27 639
Wijziging van de Mededingingswet in verband met het omvormen van de Nederlandse mededingingsautoriteit tot zelfstandig bestuursorgaan

nr. 37
GEWIJZIGD AMENDEMENT VAN DE LEDEN VAN DEN AKKER EN VAN WALSEM TER VERVANGING VAN DAT GEDRUKT ONDER NR. 28

Ontvangen 19 december 2001

De ondergetekenden stellen het volgende amendement voor:

I

In artikel I, onderdeel B, artikel 5a, vierde lid wordt «omtrent de bevoegdheden van het personeel in het kader van» vervangen door: omtrent het verlenen van een algemeen mandaat met betrekking tot.

II

In artikel I, onderdeel B, artikel 5a, wordt onder vernummering van het vijfde tot zesde lid na het vierde lid een nieuw lid ingevoegd, luidende:

5. De raad voorziet in een specifieke organisatorische eenheid die wordt belast met uitvoering en toezicht op de Elektriciteitswet 1998 en de Gaswet.

III

Artikel I, onderdeel B, artikel 5a, vijfde lid (oud), komt te luiden:

5. De in het derde lid bedoelde regeling behoeft de goedkeuring van Onze Minister. Onze Minister onthoudt zijn goedkeuring indien naar zijn oordeel de mandaatregeling een goede taakuitoefening door de raad kan belemmeren. De regeling wordt na goedkeuring door de raad bekendgemaakt in de Staatscourant.

IV

Aan artikel I, onderdeel B, artikel 5a, worden twee leden toegevoegd, luidende:

7. Indien Onze Minister van oordeel is dat de mandaatregeling een goede taakuitoefening belemmert, kan hij de raad verzoeken de mandaatregeling te wijzigen.

8. Indien de raad binnen drie maanden geen gevolg heeft gegeven aan een verzoek als bedoeld in het zevende lid kan Onze Minister de raad opdragen de mandaatregeling op een door hem gewenste wijze aan te passen.

Toelichting

In de energiesector is sprake van netwerken die een natuurlijk monopolie vormen, hetgeen specifiek toezicht vereist. Bovendien bevindt de energiesector zich in een overgangsfase. Voor een goed toezicht op de energiesector is specifieke deskundigheid nodig. Om deze specifieke deskundigheid te waarborgen wordt binnen de NMa-organisatie een energiekamer ingericht.

De organisatie van het toezicht is van groot belang voor een effectieve uitvoering en toezicht op de mededingingswetgeving (zoals de Mededingingswet, Gaswet, Wet personenvervoer, etc.). De Minister moet derhalve zijn goedkeuring aan de door de raad voorgestelde mandaatregeling geven.

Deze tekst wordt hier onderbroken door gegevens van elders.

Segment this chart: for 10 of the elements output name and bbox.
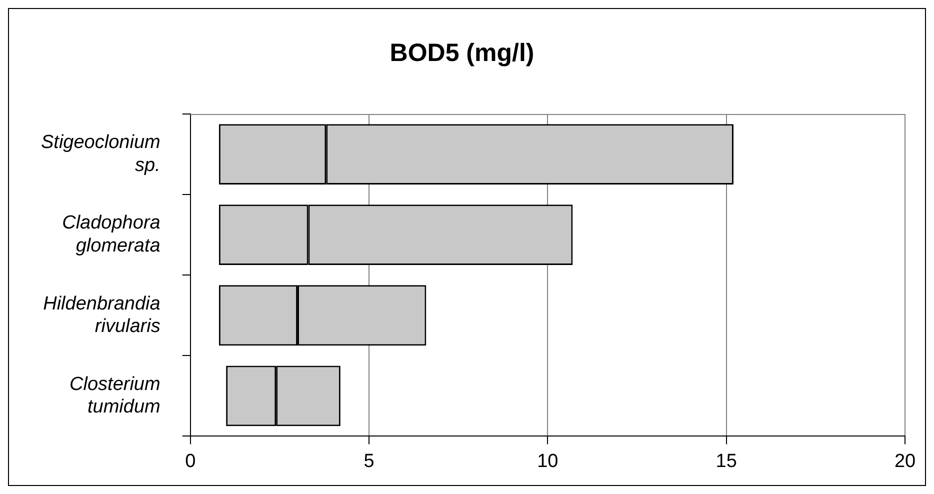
- x-tick-label: 0: [185, 450, 196, 472]
- y-tick-label: Closterium tumidum: [70, 374, 160, 418]
- x-tick-label: 15: [716, 450, 737, 472]
- y-tick-label: Cladophora glomerata: [62, 212, 160, 257]
- x-tick-label: 5: [364, 450, 374, 472]
- y-tick-label: Hildenbrandia rivularis: [43, 293, 161, 338]
- x-tick-label: 20: [894, 450, 916, 472]
- x-tick-label: 10: [537, 450, 558, 472]
- chart-title: BOD5 (mg/l): [390, 38, 534, 67]
- y-tick-label: Stigeoclonium sp.: [41, 132, 160, 176]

Indien de Minister van oordeel is dat de mandaatregeling een goede taakuitoefening in de weg staat of in strijd is met deze wet kan de Minister de raad opdragen de mandaatregeling binnen een door hem te stellen termijn aan te passen. Deze bevoegdheden van de Minister hebben ook betrekking op wijziging van de mandaatregeling.